The journalist narrates her encounter with sickle cell which dates back to when little was known about the disease and being in a family with four children having the disease was considered a huge misfortune. The good thing is that Anne-Chantal’s parents never let their health situation weaken them but resolved to make them exemplary citizens. “Being pedagogues, with strict principles, my parents taught me and my siblings that we were not different from other children despite the finger pointing at school.

We were trained to earn everything we had. We were taught that hard work pays; at a very young age I learnt how to do things normal children my age would not like doing. I went to the farm on holidays, cultivated cassava, melon, yams, and plantains; and during school days I walked to school. Most times the distance was very long but I walked at my own pace and as my strength will permit me not because there was no car, but because it was part of my upbringing”, Anne-Chantal narrated.

According to Anne-Chantal, the hard parts of living with the disease were when she was sick of malaria and that triggered intense pains in her bones, particularly around the joints. Having a C-shaped red blood cell instead of a circular one, meant that during such crisis Anne-Chantal’s red blood cells will not normally move as a circular red blood cell will and these were the moments of horror for her. During such moments, she learnt to develop a strong faith in herself, in God.
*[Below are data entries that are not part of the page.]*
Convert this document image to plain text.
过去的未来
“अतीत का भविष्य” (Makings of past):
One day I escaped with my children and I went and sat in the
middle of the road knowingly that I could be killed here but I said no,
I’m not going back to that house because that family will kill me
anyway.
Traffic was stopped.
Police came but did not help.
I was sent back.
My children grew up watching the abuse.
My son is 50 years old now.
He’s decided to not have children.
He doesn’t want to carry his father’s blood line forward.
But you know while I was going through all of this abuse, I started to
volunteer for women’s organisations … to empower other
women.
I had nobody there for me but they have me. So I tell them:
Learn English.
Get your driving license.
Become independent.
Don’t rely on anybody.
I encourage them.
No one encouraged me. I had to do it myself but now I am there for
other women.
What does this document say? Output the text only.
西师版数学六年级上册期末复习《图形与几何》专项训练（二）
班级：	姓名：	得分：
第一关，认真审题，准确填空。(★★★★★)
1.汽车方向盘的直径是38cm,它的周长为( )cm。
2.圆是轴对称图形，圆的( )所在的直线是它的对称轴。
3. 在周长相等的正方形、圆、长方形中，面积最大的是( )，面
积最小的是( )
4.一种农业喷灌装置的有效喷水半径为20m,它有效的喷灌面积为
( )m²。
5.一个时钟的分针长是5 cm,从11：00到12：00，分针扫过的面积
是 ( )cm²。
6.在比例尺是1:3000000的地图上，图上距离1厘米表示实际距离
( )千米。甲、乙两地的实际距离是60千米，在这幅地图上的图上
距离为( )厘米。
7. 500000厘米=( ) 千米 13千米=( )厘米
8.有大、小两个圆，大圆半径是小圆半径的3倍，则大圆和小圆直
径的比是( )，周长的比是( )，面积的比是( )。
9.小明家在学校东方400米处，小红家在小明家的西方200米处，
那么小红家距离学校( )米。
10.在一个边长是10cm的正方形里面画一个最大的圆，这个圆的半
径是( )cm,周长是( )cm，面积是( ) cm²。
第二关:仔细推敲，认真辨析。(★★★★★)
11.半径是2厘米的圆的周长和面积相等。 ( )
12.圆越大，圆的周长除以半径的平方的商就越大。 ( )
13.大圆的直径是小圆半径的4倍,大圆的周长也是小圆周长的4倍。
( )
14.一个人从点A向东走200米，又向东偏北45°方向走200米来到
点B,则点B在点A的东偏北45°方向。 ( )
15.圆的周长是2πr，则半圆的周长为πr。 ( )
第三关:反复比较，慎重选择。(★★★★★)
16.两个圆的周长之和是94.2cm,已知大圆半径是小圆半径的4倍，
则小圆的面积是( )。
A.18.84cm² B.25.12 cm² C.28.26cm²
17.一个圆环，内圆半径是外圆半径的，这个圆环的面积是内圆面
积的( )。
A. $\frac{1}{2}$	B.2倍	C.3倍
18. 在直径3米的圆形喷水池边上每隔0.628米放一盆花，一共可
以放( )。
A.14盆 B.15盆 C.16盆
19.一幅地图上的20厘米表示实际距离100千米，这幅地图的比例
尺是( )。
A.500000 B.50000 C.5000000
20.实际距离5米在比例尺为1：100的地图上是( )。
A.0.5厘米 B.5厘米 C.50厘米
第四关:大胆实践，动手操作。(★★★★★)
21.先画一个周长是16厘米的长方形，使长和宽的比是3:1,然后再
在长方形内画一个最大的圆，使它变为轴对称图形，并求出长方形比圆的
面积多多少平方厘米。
“At a very young age, I learnt how to have a strong will, and keep a positive mind frame. Being fearful never did anyone any good, not even to none sickle cell people”, Anne Chantal underscored. The moments of illness then, where very expensive for Anne-Chantal’s family and as such her parents learnt to prioritise on her feeding alongside that of her other siblings.

Good feeding made up of lots of fruits, vegetables, lots of water, in addition to constant intake of Folic acid, proper rest and little stress and strain kept Chantal and her siblings alive and well until the day one of them died as a result of medical negligence. She also remembers there were days when the money was available to buy the drugs she and her siblings needed but the drugs were not available because the roads were bad and cars bringing medical supplies could not reach the hospitals or pharmacies in the towns they were living.

“Those where scary moments when I came close to death more than once but also when having parents who did not give up paid off”, Anne-Chantal stressed out.

The worst part of living with the disease was the treatment Anne-Chantal got from some of my school mates especially while in primary and secondary school.

The isolation, the taunts and later on the analysis by prospecting husbands and their families who will cross examine Anne-Chantal Besong as if her having sickle shape red blood cells automatically ticked her off the marriage charts.

But the victim of isolation says she has learned to soar above all these.Presently as an adult, and a journalist, Anne-Chantal look back at those moments and realise how they made her who she is now; hard working, strong with experiences that she is able to share with others so that people understand that SS victims are not witches or wizards as some people will want them to belief.